Of the major cloud gaming platforms, GeForce Now is the only one that runs natively on ChromeOS at the moment and it runs beautifully on this Chromebook. Lenovo specifically worked with Nvidia to make a laptop that could actually run GeForce Now with as little latency and as much bandwidth as possible.
The streaming quality is stellar even with higher-bandwidth games like Cyberpunk 2077. GeForce Now delivers on its QHD 120 fps promise and its relatively low latency makes it feel much closer to a native gaming experience compared to other cloud gaming platforms.
Since the IdeaPad Gaming Chromebook is all about providing a great cloud gaming experience, it’s great that Lenovo bundles it with free trials of some of the most popular services. Three free months of Nvidia GeForce Now and Amazon Luna come bundled with the Chromebook, as does Clip Studio Paint, Infinite Paint, and Adobe Lightroom.
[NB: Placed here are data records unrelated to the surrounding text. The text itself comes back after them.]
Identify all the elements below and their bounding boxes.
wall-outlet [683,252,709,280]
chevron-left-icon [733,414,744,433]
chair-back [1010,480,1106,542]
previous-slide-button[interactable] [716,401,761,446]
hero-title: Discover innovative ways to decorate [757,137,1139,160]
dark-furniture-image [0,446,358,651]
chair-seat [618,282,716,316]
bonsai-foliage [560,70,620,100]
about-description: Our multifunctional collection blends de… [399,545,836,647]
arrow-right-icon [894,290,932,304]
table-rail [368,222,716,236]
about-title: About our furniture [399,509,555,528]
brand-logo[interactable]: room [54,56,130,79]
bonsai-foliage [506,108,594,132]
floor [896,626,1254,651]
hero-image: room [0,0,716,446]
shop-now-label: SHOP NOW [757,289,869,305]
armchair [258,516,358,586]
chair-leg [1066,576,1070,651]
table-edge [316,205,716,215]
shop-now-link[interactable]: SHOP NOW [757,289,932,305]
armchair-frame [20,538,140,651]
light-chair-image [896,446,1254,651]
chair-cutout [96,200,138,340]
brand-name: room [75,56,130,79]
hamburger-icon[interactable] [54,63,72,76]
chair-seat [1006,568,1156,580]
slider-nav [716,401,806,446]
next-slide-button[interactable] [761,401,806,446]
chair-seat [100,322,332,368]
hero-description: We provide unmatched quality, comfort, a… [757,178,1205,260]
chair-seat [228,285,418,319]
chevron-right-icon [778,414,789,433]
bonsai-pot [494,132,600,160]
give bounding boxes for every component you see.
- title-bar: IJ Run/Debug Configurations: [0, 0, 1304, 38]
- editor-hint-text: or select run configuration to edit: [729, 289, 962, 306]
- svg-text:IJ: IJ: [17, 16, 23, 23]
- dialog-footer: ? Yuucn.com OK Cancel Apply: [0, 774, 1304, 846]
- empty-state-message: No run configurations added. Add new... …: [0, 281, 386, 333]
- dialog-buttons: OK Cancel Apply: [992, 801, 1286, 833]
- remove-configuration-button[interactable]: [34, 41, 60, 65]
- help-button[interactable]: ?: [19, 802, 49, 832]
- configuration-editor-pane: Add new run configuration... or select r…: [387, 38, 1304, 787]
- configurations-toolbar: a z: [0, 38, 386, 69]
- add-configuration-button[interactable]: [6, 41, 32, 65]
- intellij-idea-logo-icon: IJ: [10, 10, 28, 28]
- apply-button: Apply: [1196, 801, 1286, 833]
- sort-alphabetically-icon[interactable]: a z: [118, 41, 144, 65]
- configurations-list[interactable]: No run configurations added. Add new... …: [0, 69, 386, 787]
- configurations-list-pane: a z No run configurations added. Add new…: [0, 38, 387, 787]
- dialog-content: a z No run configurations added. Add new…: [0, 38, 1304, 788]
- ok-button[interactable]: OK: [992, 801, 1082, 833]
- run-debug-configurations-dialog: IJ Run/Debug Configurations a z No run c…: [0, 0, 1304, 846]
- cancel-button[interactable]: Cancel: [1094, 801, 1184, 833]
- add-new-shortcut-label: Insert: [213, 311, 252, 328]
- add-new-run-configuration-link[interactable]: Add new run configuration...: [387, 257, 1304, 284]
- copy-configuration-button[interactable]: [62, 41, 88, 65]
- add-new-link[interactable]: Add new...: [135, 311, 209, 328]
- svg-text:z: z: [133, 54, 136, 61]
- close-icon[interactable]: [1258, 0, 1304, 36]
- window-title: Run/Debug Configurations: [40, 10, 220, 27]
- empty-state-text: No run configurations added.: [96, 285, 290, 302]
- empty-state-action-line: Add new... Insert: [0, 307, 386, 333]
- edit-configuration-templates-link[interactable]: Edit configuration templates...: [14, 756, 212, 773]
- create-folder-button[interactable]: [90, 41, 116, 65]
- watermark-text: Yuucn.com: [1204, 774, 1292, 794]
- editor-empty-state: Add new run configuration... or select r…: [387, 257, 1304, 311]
Because this Chromebook has a 120Hz 1600p panel, you can stream games from GeForce Now at that resolution and frame rate something that usually requires a powerful graphics card and a pricey monitor.
Xbox cloud gaming (via the Xbox Game Pass app) does not come preloaded onto the laptop, but you can easily install it from the Play Store. If you have your own gaming PC, you can remotely connect to it with Parsec, Moonlight, or Steam remote play, too. However, I did have trouble streaming with Parsec and Moonlight due to issues with the software (the same issues persisted across ChromeOS, MacOS, and Windows during testing).